Monday, Feb. 23, 1942
500,000 Models
All over the U.S. next week more than half a million teen-age youngsters will go to work with jig and band saws on 500,000 model planes. Not toys--these will be planes for the Army, Navy and OCD. The model-planes program is to provide gunners and spotters with accurate miniatures of 20 types of planes, including U.S.Japanese, German, Italian and British. The Navy's Bureau of Aeronautics and the Office of Education are joint sponsors of the idea.
The 500,000 models will have to be precise to the last detail. Every test that is used to train spotters, gunners, etc. requires exactly scaled models. In training gunners, for example, it is necessary to teach them to recognize whether a ship is going at maximum or at cruising speed, and the only method they have of estimating range is the size of the plane in their ring sights. Since the models are built on the precise scale of 1 to 72 (one inch represents six feet of the actual plane), the model looks to the gunner at 35 feet exactly the way the real plane will look to him at just under half a mile.

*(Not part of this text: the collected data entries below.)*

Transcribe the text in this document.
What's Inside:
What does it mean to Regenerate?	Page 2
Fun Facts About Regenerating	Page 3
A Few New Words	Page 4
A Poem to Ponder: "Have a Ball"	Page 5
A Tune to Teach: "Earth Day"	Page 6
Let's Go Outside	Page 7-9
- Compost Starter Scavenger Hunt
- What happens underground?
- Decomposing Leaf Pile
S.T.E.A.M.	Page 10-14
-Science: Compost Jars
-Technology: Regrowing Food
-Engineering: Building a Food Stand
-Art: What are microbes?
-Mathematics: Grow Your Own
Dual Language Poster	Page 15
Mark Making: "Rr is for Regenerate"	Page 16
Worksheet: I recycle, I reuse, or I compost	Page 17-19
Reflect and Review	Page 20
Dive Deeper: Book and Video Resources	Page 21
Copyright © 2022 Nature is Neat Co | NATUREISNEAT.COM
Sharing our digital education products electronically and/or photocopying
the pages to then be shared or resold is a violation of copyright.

The Navy expects to give its whittlers more variety in the future by sending out working drawings of 30 or 40 other types. And the Navy does not expect to accept all the models sent in, figures on having to reject about 20% out of the first few thousand models. To keep itself from being flooded with worthless models, the Navy will work through local authorities, is likely at first to confine model making to school,under direct supervision. All models will be painted black, since recognition experience is supposed to come through knowledge of design and outline of planes, not through colors or insignia.